– Живы и вместе? – закричала я, разрываясь от боли. – Да, они «вместе» – в общей могиле в лесу у Екатеринбурга. И я должна быть с ними!
Я раскачивалась вперед-назад, а Ашбурн пытался меня успокоить.
– Ее надежды столько раз были разрушены, Анастасия.
– Ее надежды? – Я повернулась к нему лицом. – А как же мои надежды, старый дурак?! Как же моя боль? Боль размером с гору, которая давит меня, убивает, пока я сижу здесь в заточении со старым идиотом, который ковыряет мои раны для собственного удовольствия?
Он вздрогнул. На этом я не остановилась. Теперь мне так стыдно за все, что я сказала другу. Наконец, когда я успокоилась и, тихо всхлипывая, опустилась у камина в его кабинете, Ашбурн заговорил.
– Я ничего не могу сделать, чтобы снять с тебя это бремя, дорогая, я не могу убрать обрушившуюся на тебя боль, не могу исправить несправедливость твоей жизни.
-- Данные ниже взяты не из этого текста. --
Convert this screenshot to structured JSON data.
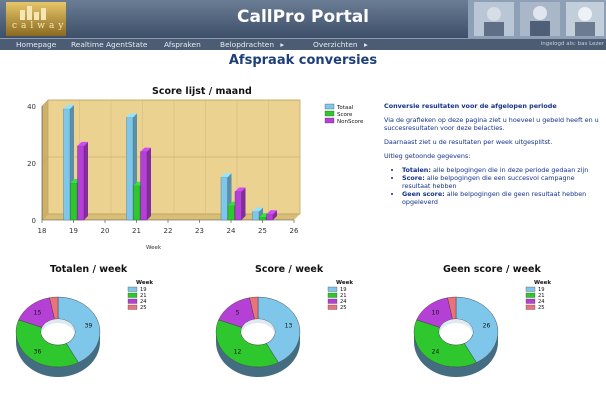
{
  "header": {
    "logo_text": "calway",
    "title": "CallPro Portal"
  },
  "nav": {
    "items": [
      {
        "label": "Homepage",
        "has_arrow": false
      },
      {
        "label": "Realtime AgentState",
        "has_arrow": false
      },
      {
        "label": "Afspraken",
        "has_arrow": false
      },
      {
        "label": "Belopdrachten",
        "has_arrow": true
      },
      {
        "label": "Overzichten",
        "has_arrow": true
      }
    ],
    "arrow": "▸",
    "login": "ingelogd als: bas Lezer"
  },
  "page_title": "Afspraak conversies",
  "description": {
    "heading": "Conversie resultaten voor de afgelopen periode",
    "p1": "Via de grafieken op deze pagina ziet u hoeveel u gebeld heeft en u succesresultaten voor deze belacties.",
    "p2": "Daarnaast ziet u de resultaten per week uitgesplitst.",
    "p3": "Uitleg getoonde gegevens:",
    "bullets": [
      {
        "term": "Totalen:",
        "text": " alle belpogingen die in deze periode gedaan zijn"
      },
      {
        "term": "Score:",
        "text": " alle belpogingen die een succesvol campagne resultaat hebben"
      },
      {
        "term": "Geen score:",
        "text": " alle belpogingen die geen resultaat hebben opgeleverd"
      }
    ]
  },
  "colors": {
    "totaal": "#7ec6ea",
    "score": "#2ec82e",
    "nonscore": "#b540d6",
    "w25": "#e8737b",
    "plot_bg": "#ecd291"
  },
  "chart_data": [
    {
      "type": "bar",
      "title": "Score lijst / maand",
      "xlabel": "Week",
      "ylabel": "",
      "x_ticks": [
        18,
        19,
        20,
        21,
        22,
        23,
        24,
        25,
        26
      ],
      "y_ticks": [
        0,
        20,
        40
      ],
      "ylim": [
        0,
        40
      ],
      "categories": [
        19,
        21,
        24,
        25
      ],
      "series": [
        {
          "name": "Totaal",
          "values": [
            39,
            36,
            15,
            3
          ]
        },
        {
          "name": "Score",
          "values": [
            13,
            12,
            5,
            1
          ]
        },
        {
          "name": "NonScore",
          "values": [
            26,
            24,
            10,
            2
          ]
        }
      ],
      "legend": "right"
    },
    {
      "type": "pie",
      "title": "Totalen / week",
      "legend_title": "Week",
      "labels": [
        "19",
        "21",
        "24",
        "25"
      ],
      "values": [
        39,
        36,
        15,
        3
      ],
      "legend": "top-right"
    },
    {
      "type": "pie",
      "title": "Score / week",
      "legend_title": "Week",
      "labels": [
        "19",
        "21",
        "24",
        "25"
      ],
      "values": [
        13,
        12,
        5,
        1
      ],
      "legend": "top-right"
    },
    {
      "type": "pie",
      "title": "Geen score / week",
      "legend_title": "Week",
      "labels": [
        "19",
        "21",
        "24",
        "25"
      ],
      "values": [
        26,
        24,
        10,
        2
      ],
      "legend": "top-right"
    }
  ]
}
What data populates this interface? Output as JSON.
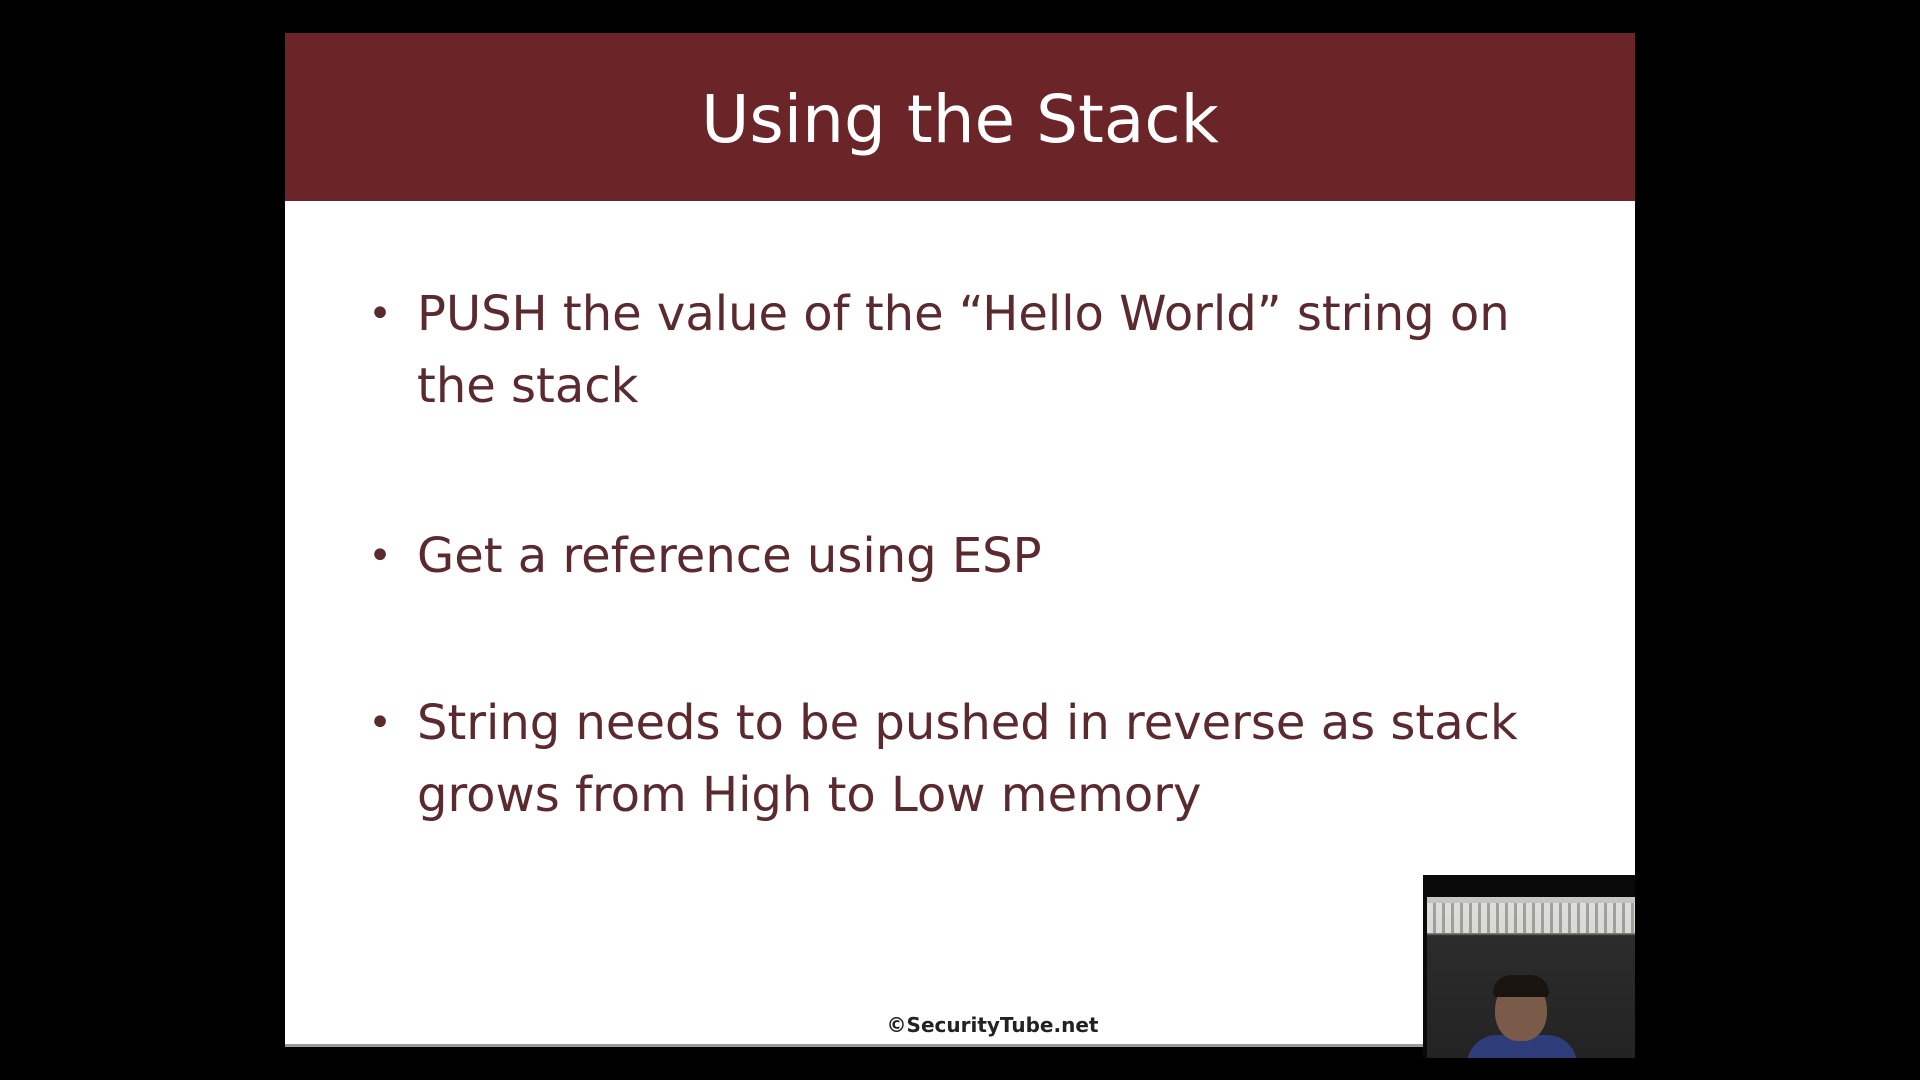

Но я могу попробовать подарить тебе новую жизнь.
Я подняла на него глаза.
– О чем вы?
– Так, – говорит Эван и закрывает дневник, несмотря на мои протесты. – Знаю, начинается самое интересное, но через двадцать минут вернется Стюарт, а потом мне надо в лабораторию…
Завтра у него рабочий день, а у нас с Кэти – долго откладываемая ночевка, поэтому мы с Эваном не увидимся до пятницы.
Я кладу дневник на стол…
– Ты рано.
– Ты тоже, – говорю я, протягивая руку к холодильнику.
Мама сидит за кухонным островком с ноутбуком, ее телефон лежит рядом и мигает.
– Уже пять вечера, – говорит она, метнув взгляд на диетическую колу, которую я достала из холодильника. – Тебе с кофеином будет… Не важно, – заканчивает она, заметив мой взгляд.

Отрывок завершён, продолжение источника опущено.